Bab 451 â membalikkan situasi
âOh!â
Wanita muda berpakaian hijau, yang tiba-tiba muncul di samping Wu Hao di medan pertempuran segera menyebabkan ekspresi siswa baru yang terluka yang menyaksikannya dipenuhi dengan kegembiraan liar saat mereka bersorak dengan keras. Xun Er telah mengalahkan lawannya pada saat yang genting dan mengulurkan tangannya untuk membantu Wu Hao. Ini tidak diragukan lagi menambah beban berat pada kelompok Xiao Yan yang cukup untuk menentukan skala pertempuran ini.
âApakah kamu baik-baik saja?â Xun Er dengan sembarangan bertanya sambil tatapannya menatap tajam ke arah ekspresi jelek anggota âKelompok Setan Hitamâ.
âSaya masih baik-baik saja.â Tubuh Wu Hao sedikit bergoyang. Ekspresinya pucat saat dia mengatupkan giginya dan berkata.
Serahkan dia padaku.Kamu harus istirahat dulu sebentar. Xun Er bisa melihat ketegangan yang dialami Wu Hao saat ini. Dia dengan lembut mengucapkan kata-kata ini saat cahaya keemasan di telapak tangannya semakin kuat dan tajam.
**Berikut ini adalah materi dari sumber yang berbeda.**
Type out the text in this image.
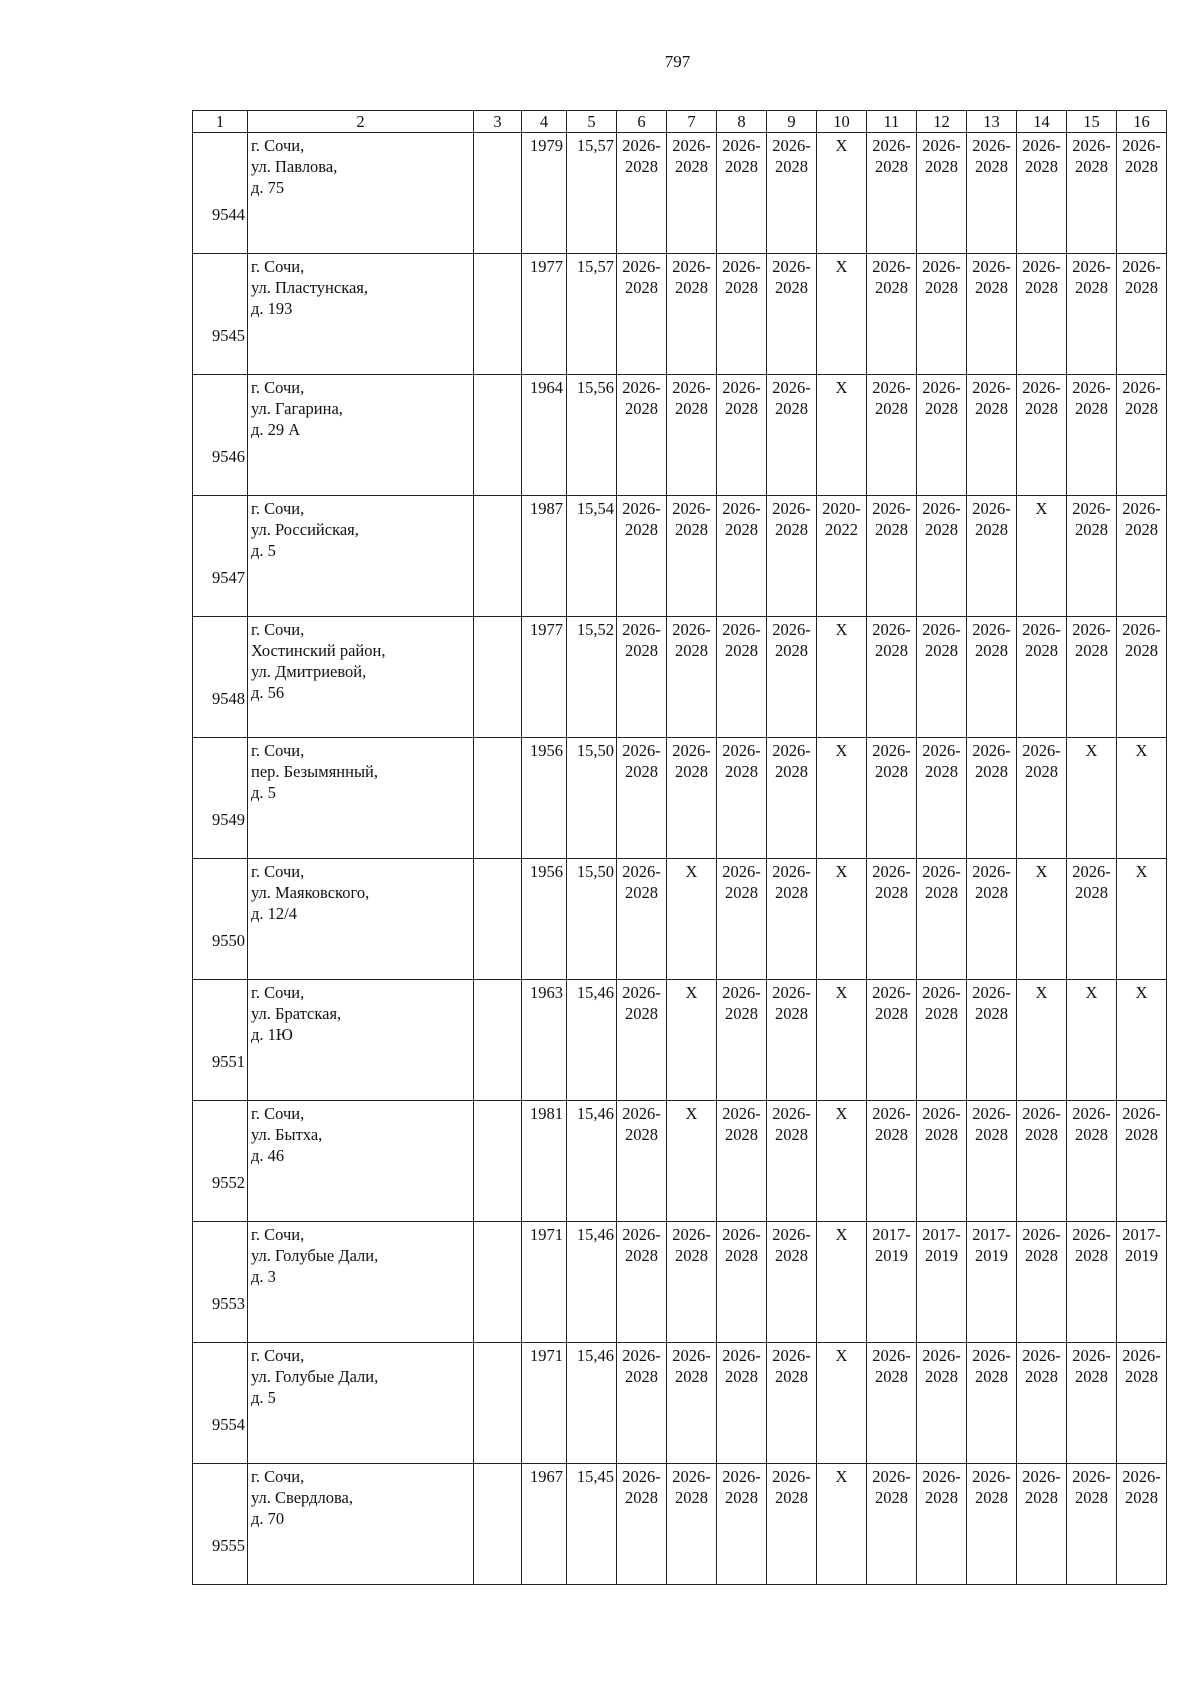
797
1	2	3	4	5	6	7	8	9	10	11	12	13	14	15	16
9544	г. Сочи,
ул. Павлова,
д. 75		1979	15,57	2026-
2028	2026-
2028	2026-
2028	2026-
2028	X	2026-
2028	2026-
2028	2026-
2028	2026-
2028	2026-
2028	2026-
2028

9545	г. Сочи,
ул. Пластунская,
д. 193		1977	15,57	2026-
2028	2026-
2028	2026-
2028	2026-
2028	X	2026-
2028	2026-
2028	2026-
2028	2026-
2028	2026-
2028	2026-
2028

9546	г. Сочи,
ул. Гагарина,
д. 29 А		1964	15,56	2026-
2028	2026-
2028	2026-
2028	2026-
2028	X	2026-
2028	2026-
2028	2026-
2028	2026-
2028	2026-
2028	2026-
2028

9547	г. Сочи,
ул. Российская,
д. 5		1987	15,54	2026-
2028	2026-
2028	2026-
2028	2026-
2028	2020-
2022	2026-
2028	2026-
2028	2026-
2028	X	2026-
2028	2026-
2028

9548	г. Сочи,
Хостинский район,
ул. Дмитриевой,
д. 56		1977	15,52	2026-
2028	2026-
2028	2026-
2028	2026-
2028	X	2026-
2028	2026-
2028	2026-
2028	2026-
2028	2026-
2028	2026-
2028

9549	г. Сочи,
пер. Безымянный,
д. 5		1956	15,50	2026-
2028	2026-
2028	2026-
2028	2026-
2028	X	2026-
2028	2026-
2028	2026-
2028	2026-
2028	X	X

9550	г. Сочи,
ул. Маяковского,
д. 12/4		1956	15,50	2026-
2028	X	2026-
2028	2026-
2028	X	2026-
2028	2026-
2028	2026-
2028	X	2026-
2028	X

9551	г. Сочи,
ул. Братская,
д. 1Ю		1963	15,46	2026-
2028	X	2026-
2028	2026-
2028	X	2026-
2028	2026-
2028	2026-
2028	X	X	X

9552	г. Сочи,
ул. Бытха,
д. 46		1981	15,46	2026-
2028	X	2026-
2028	2026-
2028	X	2026-
2028	2026-
2028	2026-
2028	2026-
2028	2026-
2028	2026-
2028

9553	г. Сочи,
ул. Голубые Дали,
д. 3		1971	15,46	2026-
2028	2026-
2028	2026-
2028	2026-
2028	X	2017-
2019	2017-
2019	2017-
2019	2026-
2028	2026-
2028	2017-
2019

9554	г. Сочи,
ул. Голубые Дали,
д. 5		1971	15,46	2026-
2028	2026-
2028	2026-
2028	2026-
2028	X	2026-
2028	2026-
2028	2026-
2028	2026-
2028	2026-
2028	2026-
2028

9555	г. Сочи,
ул. Свердлова,
д. 70		1967	15,45	2026-
2028	2026-
2028	2026-
2028	2026-
2028	X	2026-
2028	2026-
2028	2026-
2028	2026-
2028	2026-
2028	2026-
2028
“Tidak perlu. Dia terluka parah setelah terkena telapak tanganku tadi. Ayo bergandengan tangan dan gunakan kecepatan tercepat untuk mengalahkannya. Kalau tidak, Hu Jia dan siswa baru lainnya tidak akan mampu bertahan lebih lama lagi.” Wu Hao menghirup udara dalam-dalam dan kemerahan muncul di wajahnya yang putih pucat. Kata-katanya baru saja terdengar ketika dia menggerakkan Qi Dou kecil yang tersisa di dalam dirinya dan dengan keras menyerang anggota âKelompok Setan Hitamâ itu tanpa membiarkan Xun Er berbicara.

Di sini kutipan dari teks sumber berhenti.